Erdöl ist eine komplexe Mixtur aus vielen verschiedenen Molekülen. Aus dem aus oberflächlichen und tiefen Lagerstätten gewonnenen Rohöl lassen sich durch Raffination hunderte verschiedene Produkte herstellen. Die petrochemische Industrie entwickelt ständig neue Techniken, die eine besonders ökonomische und effiziente Produktion ermöglichen. Grundlage für die Herstellung von Treibstoffen, Kunststoffen, Arzneimitteln und vielen anderen Produkten ist die Raffination. Erdölraffinerien sind große Industrieanlagen, in denen aus Erdöl wertvolle Ausgangsstoffe für die moderne Wirtschaft gewonnen werden.
Die Raffinerie reinigt und zerlegt das Rohöl

Am Beginn des Raffinerieprozesses wird das Rohöl nach einer Reinigung in einem Röhrenofen auf 400° Grad Celsius erhitzt. Das hoch erhitzte Öl wird anschließend in einen mit mehreren Zwischenböden versehenen Destillationsturm geleitet. Alle Bestandteile des heißen Öls, bis auf die schwersten, verdampfen und steigen im Turm auf. Im Turm herrscht ein Temperaturgefälle, in den oberen Ebenen wird die Luft immer kühler. Die einzelnen Bestandteile des Rohöldampfes kondensieren oder gehen wieder in einen flüssigen Zustand über. Die schwereren Fraktionen des Erdöls kondensieren in den niedrigen Etagen des Turms, während die leichten Bestandteile weiter aufsteigen und sich in den höheren Destillationsböden sammeln. Auf diese Weise werden die einzelnen Bestandteile vom Asphalt und Schweröl bis hin zum Leichtöl und Benzin separiert. Die leichtesten Elemente sind Methan, Ethan, Propan und Butan. Sie kondensieren nicht, sondern werden als Gase aus dem Turm abgeführt und gesammelt.

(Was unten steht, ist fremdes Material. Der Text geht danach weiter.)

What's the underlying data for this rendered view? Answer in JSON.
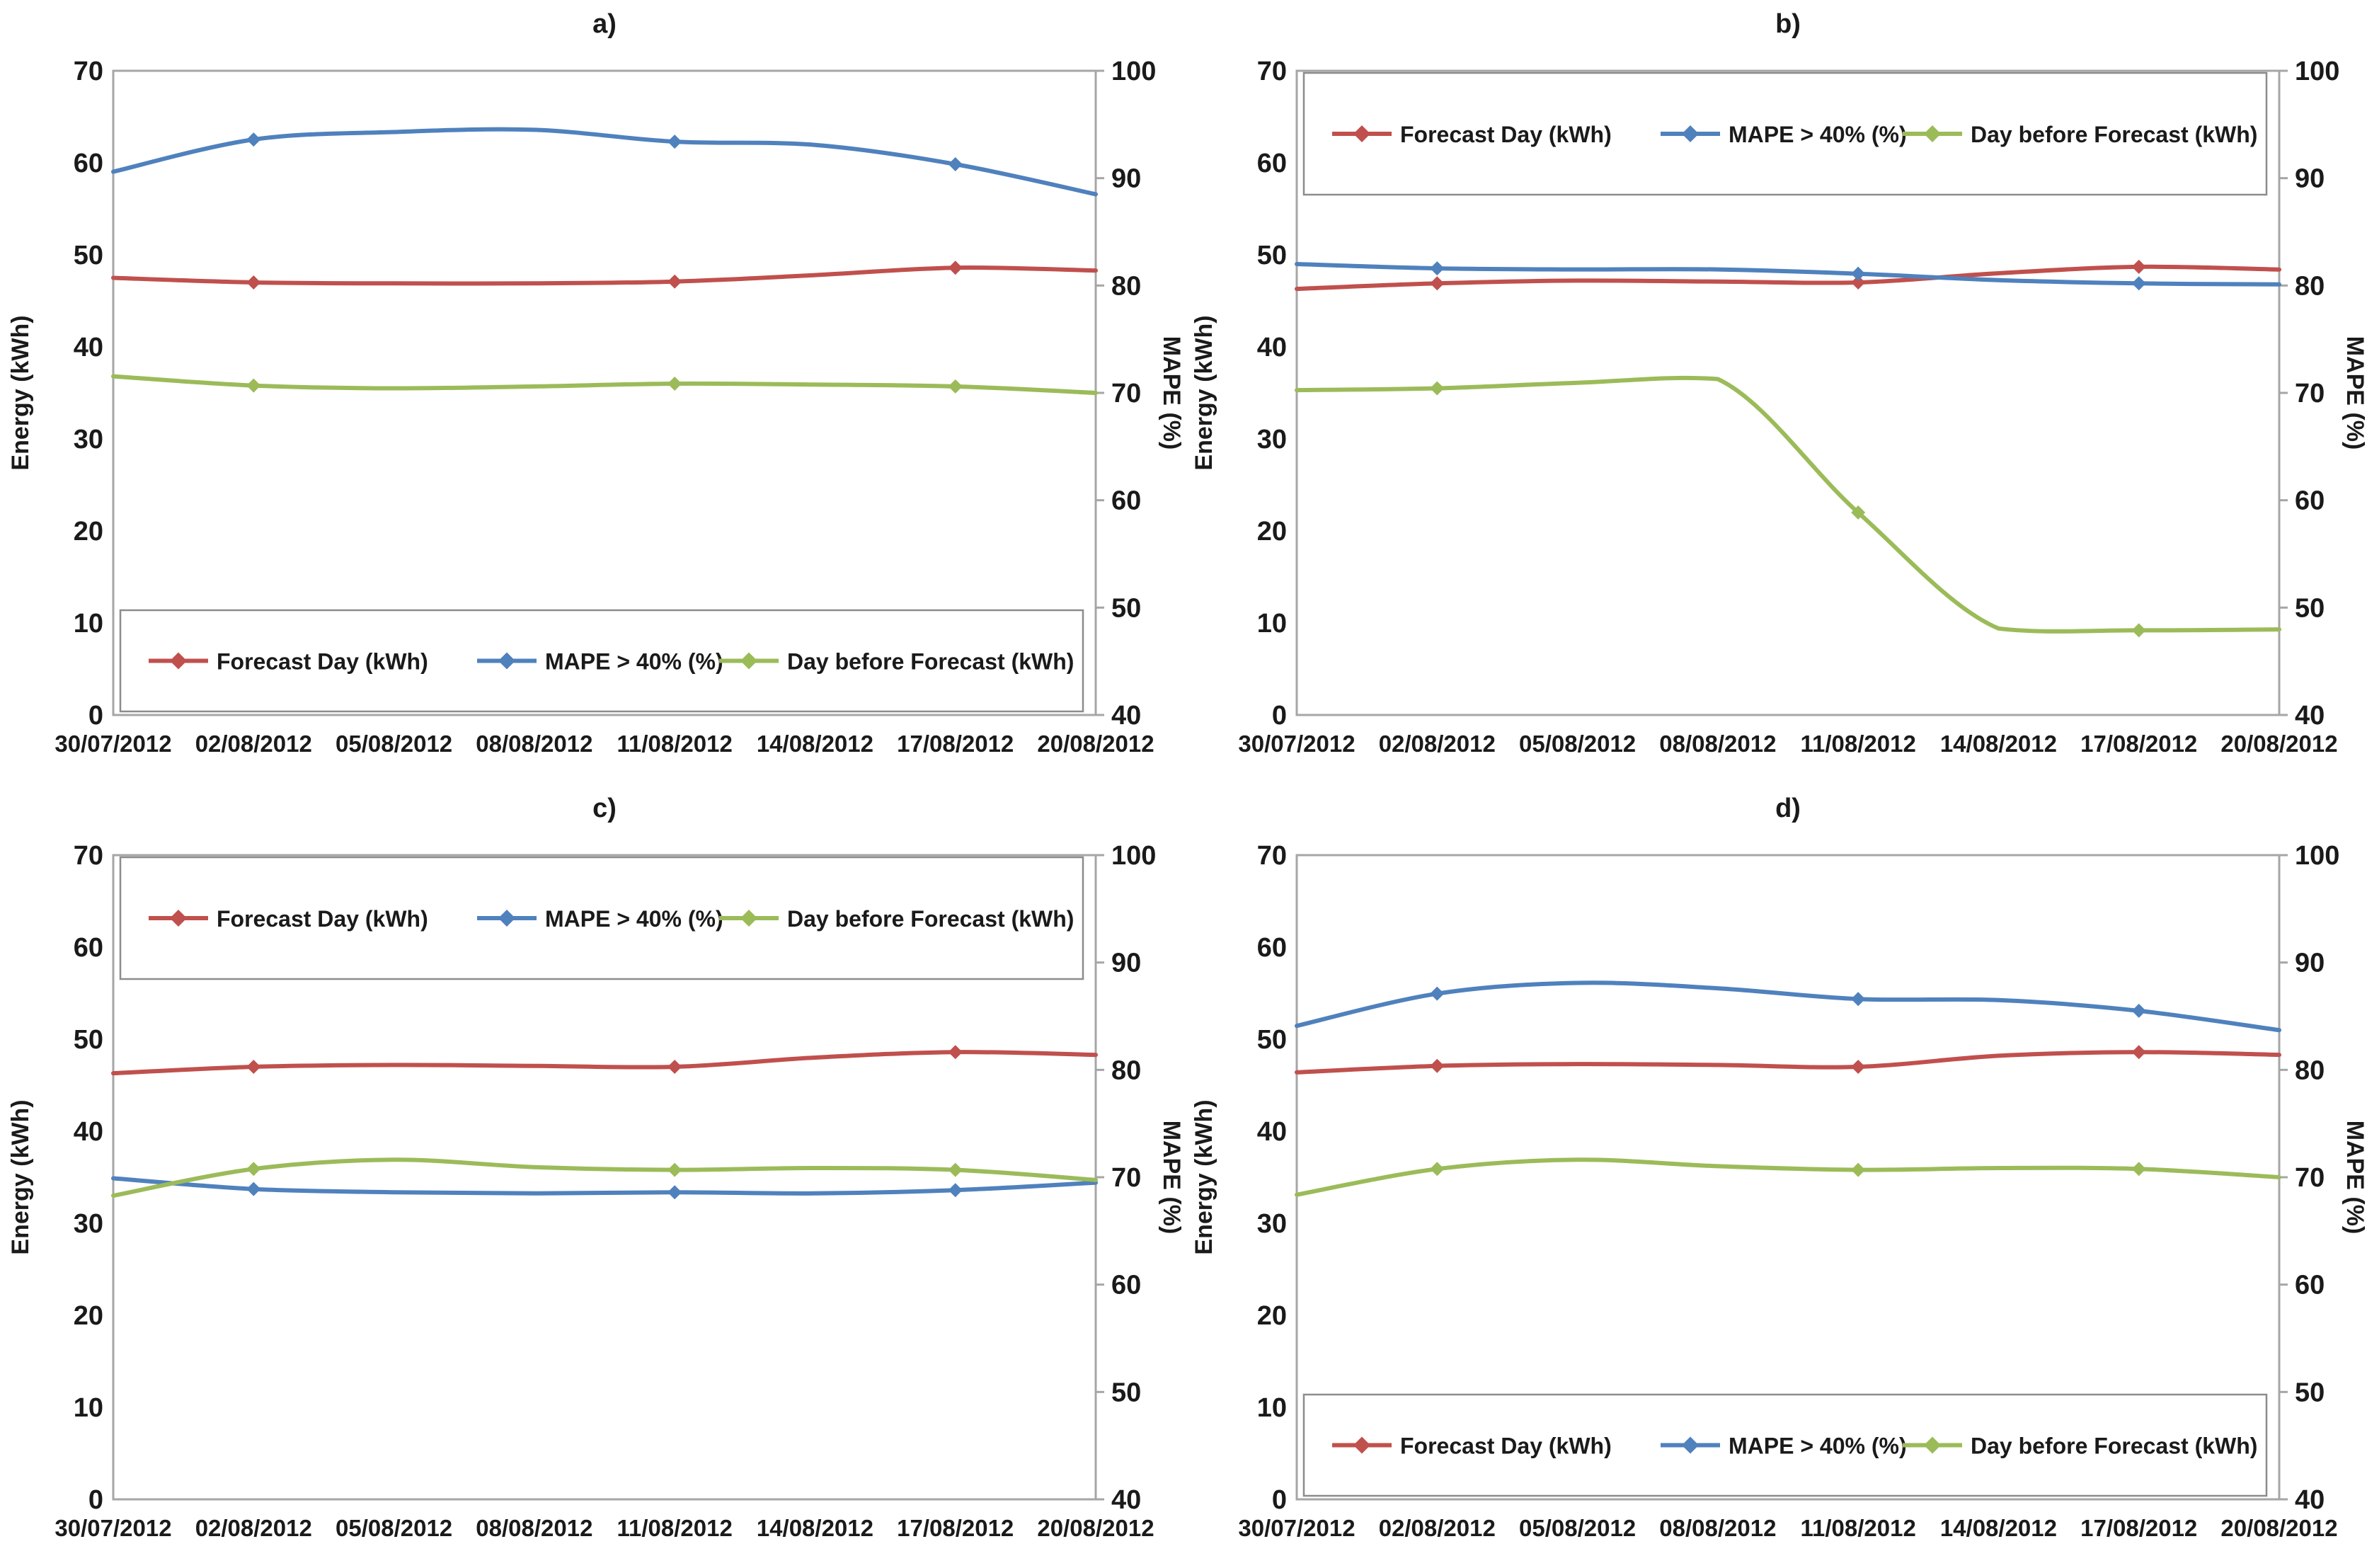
{
  "figure_title": "",
  "colors": {
    "forecast": "#C0504D",
    "mape": "#4F81BD",
    "daybefore": "#9BBB59",
    "text": "#1a1a1a",
    "axis_line": "#a6a6a6",
    "legend_border": "#8c8c8c",
    "background": "#ffffff"
  },
  "axes": {
    "x_labels": [
      "30/07/2012",
      "02/08/2012",
      "05/08/2012",
      "08/08/2012",
      "11/08/2012",
      "14/08/2012",
      "17/08/2012",
      "20/08/2012"
    ],
    "left_ticks": [
      0,
      10,
      20,
      30,
      40,
      50,
      60,
      70
    ],
    "right_ticks": [
      40,
      50,
      60,
      70,
      80,
      90,
      100
    ],
    "left_title": "Energy (kWh)",
    "right_title": "MAPE (%)",
    "left_range": [
      0,
      70
    ],
    "right_range": [
      40,
      100
    ]
  },
  "legend": {
    "items": [
      {
        "label": "Forecast Day (kWh)",
        "color_key": "forecast",
        "series": "forecast-day"
      },
      {
        "label": "MAPE > 40% (%)",
        "color_key": "mape",
        "series": "mape-gt-40"
      },
      {
        "label": "Day before Forecast (kWh)",
        "color_key": "daybefore",
        "series": "day-before-forecast"
      }
    ]
  },
  "chart_data": [
    {
      "id": "a",
      "title": "a)",
      "type": "line",
      "legend_position": "bottom",
      "categories": [
        "30/07/2012",
        "02/08/2012",
        "05/08/2012",
        "08/08/2012",
        "11/08/2012",
        "14/08/2012",
        "17/08/2012",
        "20/08/2012"
      ],
      "grid": false,
      "marker_indices": [
        1,
        4,
        6
      ],
      "series": [
        {
          "name": "Forecast Day (kWh)",
          "axis": "left",
          "color_key": "forecast",
          "values": [
            47.5,
            47.0,
            46.9,
            46.9,
            47.1,
            47.8,
            48.6,
            48.3
          ]
        },
        {
          "name": "MAPE > 40% (%)",
          "axis": "right",
          "color_key": "mape",
          "values": [
            90.6,
            93.6,
            94.3,
            94.5,
            93.4,
            93.1,
            91.3,
            88.5
          ]
        },
        {
          "name": "Day before Forecast (kWh)",
          "axis": "left",
          "color_key": "daybefore",
          "values": [
            36.8,
            35.8,
            35.5,
            35.7,
            36.0,
            35.9,
            35.7,
            35.0
          ]
        }
      ]
    },
    {
      "id": "b",
      "title": "b)",
      "type": "line",
      "legend_position": "top",
      "categories": [
        "30/07/2012",
        "02/08/2012",
        "05/08/2012",
        "08/08/2012",
        "11/08/2012",
        "14/08/2012",
        "17/08/2012",
        "20/08/2012"
      ],
      "grid": false,
      "marker_indices": [
        1,
        4,
        6
      ],
      "series": [
        {
          "name": "Forecast Day (kWh)",
          "axis": "left",
          "color_key": "forecast",
          "values": [
            46.3,
            46.9,
            47.2,
            47.1,
            47.0,
            48.0,
            48.7,
            48.4
          ]
        },
        {
          "name": "MAPE > 40% (%)",
          "axis": "right",
          "color_key": "mape",
          "values": [
            82.0,
            81.6,
            81.5,
            81.5,
            81.1,
            80.5,
            80.2,
            80.1
          ]
        },
        {
          "name": "Day before Forecast (kWh)",
          "axis": "left",
          "color_key": "daybefore",
          "values": [
            35.3,
            35.5,
            36.1,
            36.5,
            22.0,
            9.4,
            9.2,
            9.3
          ]
        }
      ]
    },
    {
      "id": "c",
      "title": "c)",
      "type": "line",
      "legend_position": "top",
      "categories": [
        "30/07/2012",
        "02/08/2012",
        "05/08/2012",
        "08/08/2012",
        "11/08/2012",
        "14/08/2012",
        "17/08/2012",
        "20/08/2012"
      ],
      "grid": false,
      "marker_indices": [
        1,
        4,
        6
      ],
      "series": [
        {
          "name": "Forecast Day (kWh)",
          "axis": "left",
          "color_key": "forecast",
          "values": [
            46.3,
            47.0,
            47.2,
            47.1,
            47.0,
            48.0,
            48.6,
            48.3
          ]
        },
        {
          "name": "MAPE > 40% (%)",
          "axis": "right",
          "color_key": "mape",
          "values": [
            69.9,
            68.9,
            68.6,
            68.5,
            68.6,
            68.5,
            68.8,
            69.5
          ]
        },
        {
          "name": "Day before Forecast (kWh)",
          "axis": "left",
          "color_key": "daybefore",
          "values": [
            33.0,
            35.9,
            36.9,
            36.1,
            35.8,
            36.0,
            35.8,
            34.7
          ]
        }
      ]
    },
    {
      "id": "d",
      "title": "d)",
      "type": "line",
      "legend_position": "bottom",
      "categories": [
        "30/07/2012",
        "02/08/2012",
        "05/08/2012",
        "08/08/2012",
        "11/08/2012",
        "14/08/2012",
        "17/08/2012",
        "20/08/2012"
      ],
      "grid": false,
      "marker_indices": [
        1,
        4,
        6
      ],
      "series": [
        {
          "name": "Forecast Day (kWh)",
          "axis": "left",
          "color_key": "forecast",
          "values": [
            46.4,
            47.1,
            47.3,
            47.2,
            47.0,
            48.2,
            48.6,
            48.3
          ]
        },
        {
          "name": "MAPE > 40% (%)",
          "axis": "right",
          "color_key": "mape",
          "values": [
            84.1,
            87.1,
            88.1,
            87.6,
            86.6,
            86.5,
            85.5,
            83.7
          ]
        },
        {
          "name": "Day before Forecast (kWh)",
          "axis": "left",
          "color_key": "daybefore",
          "values": [
            33.1,
            35.9,
            36.9,
            36.2,
            35.8,
            36.0,
            35.9,
            35.0
          ]
        }
      ]
    }
  ]
}
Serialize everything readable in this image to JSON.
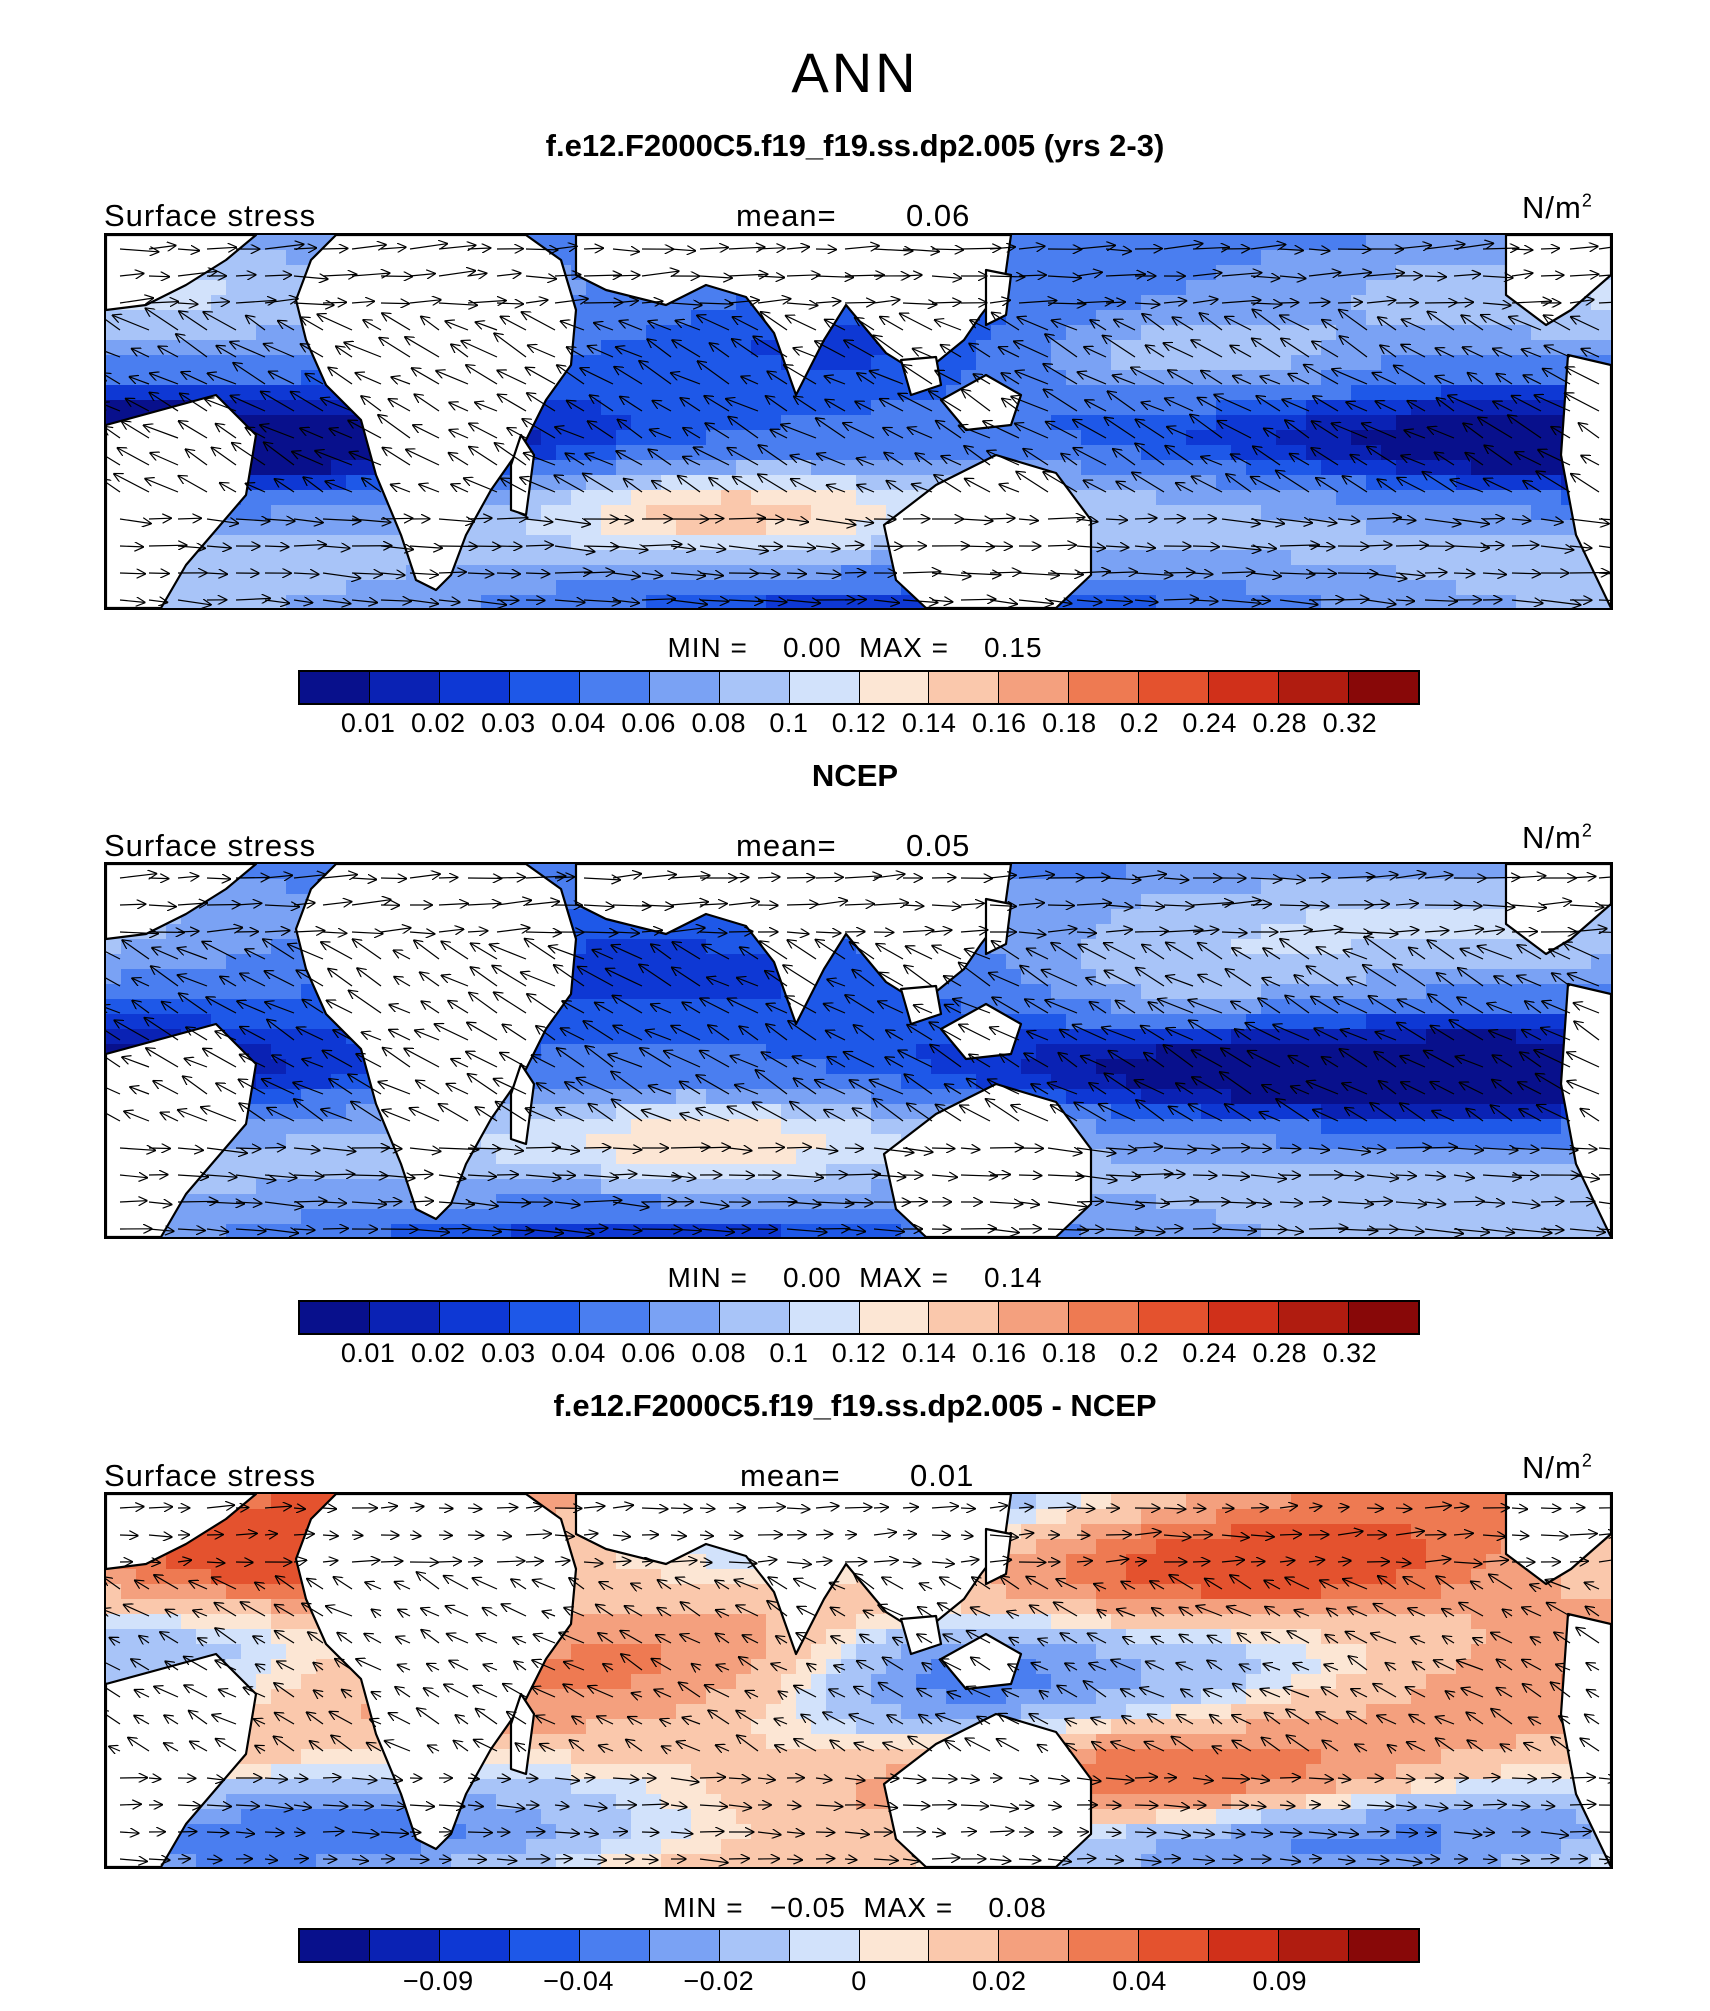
{
  "page_title": "ANN",
  "colors": {
    "scale": [
      "#08108c",
      "#0a22b4",
      "#0e38d4",
      "#1e58e8",
      "#4a7ef0",
      "#7aa2f4",
      "#a8c4f8",
      "#d2e2fb",
      "#fce6d4",
      "#fac8ac",
      "#f4a07e",
      "#ee7a52",
      "#e4522e",
      "#d0301a",
      "#b01c10",
      "#880808"
    ]
  },
  "panels": [
    {
      "title": "f.e12.F2000C5.f19_f19.ss.dp2.005 (yrs 2-3)",
      "left_label": "Surface stress",
      "mean_label": "mean=",
      "mean_value": "0.06",
      "units": "N/m",
      "units_sup": "2",
      "min_label": "MIN =",
      "min_value": "0.00",
      "max_label": "MAX =",
      "max_value": "0.15",
      "tick_labels": [
        "0.01",
        "0.02",
        "0.03",
        "0.04",
        "0.06",
        "0.08",
        "0.1",
        "0.12",
        "0.14",
        "0.16",
        "0.18",
        "0.2",
        "0.24",
        "0.28",
        "0.32"
      ],
      "mode": "mag"
    },
    {
      "title": "NCEP",
      "left_label": "Surface stress",
      "mean_label": "mean=",
      "mean_value": "0.05",
      "units": "N/m",
      "units_sup": "2",
      "min_label": "MIN =",
      "min_value": "0.00",
      "max_label": "MAX =",
      "max_value": "0.14",
      "tick_labels": [
        "0.01",
        "0.02",
        "0.03",
        "0.04",
        "0.06",
        "0.08",
        "0.1",
        "0.12",
        "0.14",
        "0.16",
        "0.18",
        "0.2",
        "0.24",
        "0.28",
        "0.32"
      ],
      "mode": "mag"
    },
    {
      "title": "f.e12.F2000C5.f19_f19.ss.dp2.005 - NCEP",
      "left_label": "Surface stress",
      "mean_label": "mean=",
      "mean_value": "0.01",
      "units": "N/m",
      "units_sup": "2",
      "min_label": "MIN =",
      "min_value": "−0.05",
      "max_label": "MAX =",
      "max_value": "0.08",
      "tick_labels": [
        "−0.09",
        "−0.04",
        "−0.02",
        "0",
        "0.02",
        "0.04",
        "0.09"
      ],
      "tick_positions": [
        2,
        4,
        6,
        8,
        10,
        12,
        14
      ],
      "mode": "diff"
    }
  ]
}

Steigerung der Effizienz durch Cracking

Durch die Destillation werden bereits viele Komponenten gewonnen, doch ein großer Teil des Rohöls bleibt als sogenannter Sumpf übrig. Für die Verwertung des Sumpfes wird ein weiteres Verfahren eingesetzt: das Cracking. Durch Cracking werden in Konversionsanlagen große Ölmoleküle in kleinere Bruchstücke aufgespalten. Es lassen sich so deutlich mehr Stoffe aus dem Erdöl gewinnen, als dies nur mit der Destillation möglich wäre.

Das klassische Cracking nutzt Hitze und Druck zum Auslösen der erwünschten Prozesse. Eine weitere Methode ist die Zugabe eines Katalysators. Der Katalysator ist eine Substanz mit der Fähigkeit, die molekulare oder chemische Struktur der Öldämpfe zu ändern. Die durch Cracking erzeugten Öldämpfe werden anschließend einem Fraktionierungsturm zugeführt, der die neu geformten Komponenten abermals destilliert und separiert. Beim katalytischen Cracking-Verfahren wird der verbrauchte Katalysator abgeführt und im Regenerator für eine neue Nutzung im System aufbereitet. Mit einer Reihe weiterer Prozesse werden Ölmoleküle getrennt, zusammengesetzt oder neu zusammengesetzt. Andere Cracking-Methoden setzen Wasserstoff und 800° heißen Wasserdampf zur Aufspaltung der langen Molekülketten ein. Damit lassen sich auch Stoffe wie Ethylen, Propylen und Benzol gewinnen.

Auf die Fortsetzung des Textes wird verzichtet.